5.  The potential large tax increase for lower and middle income households represents a large economic risk.  Because the higher tax rates could potentially affect most taxpayers, the tax burden increase would likely come at the expense of investment and spending decisions of more taxpayers than the AMT.

4 &3.  Increasing the top dividend and capital gains tax rates by such large amounts would in all likelihood cause a large shift in business and individual investment activity.  In the long run, the ongoing taxes the federal government gets by taxing capital gains would likely decelerate as well.  This one is a lose-lose.

2.  Coming in as the runner up are the tax extenders.  Many industries depend on the tax expenditures contained in this package, and eliminating such tax breaks would certain cause some companies to either shift production overseas, reduce employment, or file for bankruptcy.
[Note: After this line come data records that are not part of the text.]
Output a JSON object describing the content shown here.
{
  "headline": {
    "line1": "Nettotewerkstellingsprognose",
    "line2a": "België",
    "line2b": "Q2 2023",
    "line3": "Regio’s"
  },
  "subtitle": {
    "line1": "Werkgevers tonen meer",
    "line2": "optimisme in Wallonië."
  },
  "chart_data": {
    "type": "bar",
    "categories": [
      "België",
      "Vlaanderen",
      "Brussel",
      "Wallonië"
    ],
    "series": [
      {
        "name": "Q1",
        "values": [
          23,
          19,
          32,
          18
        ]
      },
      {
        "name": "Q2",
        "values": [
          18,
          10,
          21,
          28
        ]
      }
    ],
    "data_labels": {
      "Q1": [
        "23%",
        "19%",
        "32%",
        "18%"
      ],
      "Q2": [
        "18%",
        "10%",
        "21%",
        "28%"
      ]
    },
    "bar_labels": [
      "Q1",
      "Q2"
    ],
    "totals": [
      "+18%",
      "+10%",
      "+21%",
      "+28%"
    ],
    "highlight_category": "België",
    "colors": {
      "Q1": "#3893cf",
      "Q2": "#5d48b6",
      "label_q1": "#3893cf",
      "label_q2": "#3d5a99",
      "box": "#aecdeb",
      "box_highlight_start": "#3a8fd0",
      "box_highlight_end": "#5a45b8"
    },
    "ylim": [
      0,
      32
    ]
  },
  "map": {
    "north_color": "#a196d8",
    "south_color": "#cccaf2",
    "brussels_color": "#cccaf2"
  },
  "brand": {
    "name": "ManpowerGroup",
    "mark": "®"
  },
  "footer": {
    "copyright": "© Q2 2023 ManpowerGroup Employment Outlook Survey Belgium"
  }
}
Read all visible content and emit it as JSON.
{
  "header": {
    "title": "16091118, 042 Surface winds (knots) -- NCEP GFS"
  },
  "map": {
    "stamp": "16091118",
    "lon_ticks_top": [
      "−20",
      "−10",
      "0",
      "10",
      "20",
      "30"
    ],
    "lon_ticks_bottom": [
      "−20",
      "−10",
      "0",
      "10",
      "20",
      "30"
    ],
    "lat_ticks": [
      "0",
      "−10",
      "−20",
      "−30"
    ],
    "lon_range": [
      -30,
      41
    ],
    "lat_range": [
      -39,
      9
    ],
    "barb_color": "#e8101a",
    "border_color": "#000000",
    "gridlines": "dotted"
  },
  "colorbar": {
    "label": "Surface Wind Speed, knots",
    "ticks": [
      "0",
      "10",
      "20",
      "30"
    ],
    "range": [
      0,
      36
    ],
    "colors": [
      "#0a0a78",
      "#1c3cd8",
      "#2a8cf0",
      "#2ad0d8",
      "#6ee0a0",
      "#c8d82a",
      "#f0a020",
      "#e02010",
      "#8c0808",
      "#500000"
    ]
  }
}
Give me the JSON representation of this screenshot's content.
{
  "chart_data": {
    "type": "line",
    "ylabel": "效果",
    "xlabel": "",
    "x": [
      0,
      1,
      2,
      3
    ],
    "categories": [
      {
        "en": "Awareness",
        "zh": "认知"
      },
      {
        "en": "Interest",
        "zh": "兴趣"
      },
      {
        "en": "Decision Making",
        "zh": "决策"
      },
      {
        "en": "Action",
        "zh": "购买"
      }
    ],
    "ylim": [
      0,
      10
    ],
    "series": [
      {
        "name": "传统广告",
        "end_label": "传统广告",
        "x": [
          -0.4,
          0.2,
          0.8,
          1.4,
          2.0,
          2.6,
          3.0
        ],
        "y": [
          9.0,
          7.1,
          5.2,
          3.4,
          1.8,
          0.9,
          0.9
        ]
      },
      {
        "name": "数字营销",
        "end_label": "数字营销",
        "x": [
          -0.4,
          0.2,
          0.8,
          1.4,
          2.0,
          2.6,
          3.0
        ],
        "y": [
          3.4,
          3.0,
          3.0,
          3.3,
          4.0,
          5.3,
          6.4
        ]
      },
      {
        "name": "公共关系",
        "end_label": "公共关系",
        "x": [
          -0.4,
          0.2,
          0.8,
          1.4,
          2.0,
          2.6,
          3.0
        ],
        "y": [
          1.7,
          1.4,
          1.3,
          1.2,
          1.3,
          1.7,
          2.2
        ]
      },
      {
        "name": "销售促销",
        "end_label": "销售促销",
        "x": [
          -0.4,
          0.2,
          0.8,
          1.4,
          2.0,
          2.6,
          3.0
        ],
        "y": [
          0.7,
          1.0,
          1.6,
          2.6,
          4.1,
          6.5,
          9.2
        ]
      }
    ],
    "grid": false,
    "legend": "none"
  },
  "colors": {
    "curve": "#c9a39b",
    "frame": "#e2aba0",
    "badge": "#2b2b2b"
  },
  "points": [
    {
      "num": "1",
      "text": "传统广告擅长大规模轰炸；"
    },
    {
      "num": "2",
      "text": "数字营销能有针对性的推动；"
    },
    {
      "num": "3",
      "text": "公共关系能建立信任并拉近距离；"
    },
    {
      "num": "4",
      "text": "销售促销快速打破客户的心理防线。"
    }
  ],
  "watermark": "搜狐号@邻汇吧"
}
1.  Coming in at number 1 are the Bush tax cuts.  With $221 billion initially at stake, and at least a trillion at stake when the multiplying effects are accounted for, this will likely cause the largest amount of long term damage to businesses competing in a global environment.  It really does represent a cost to doing business.

Overall, the effects of the different aspects of the fiscal cliff matter, and not just in a political sense.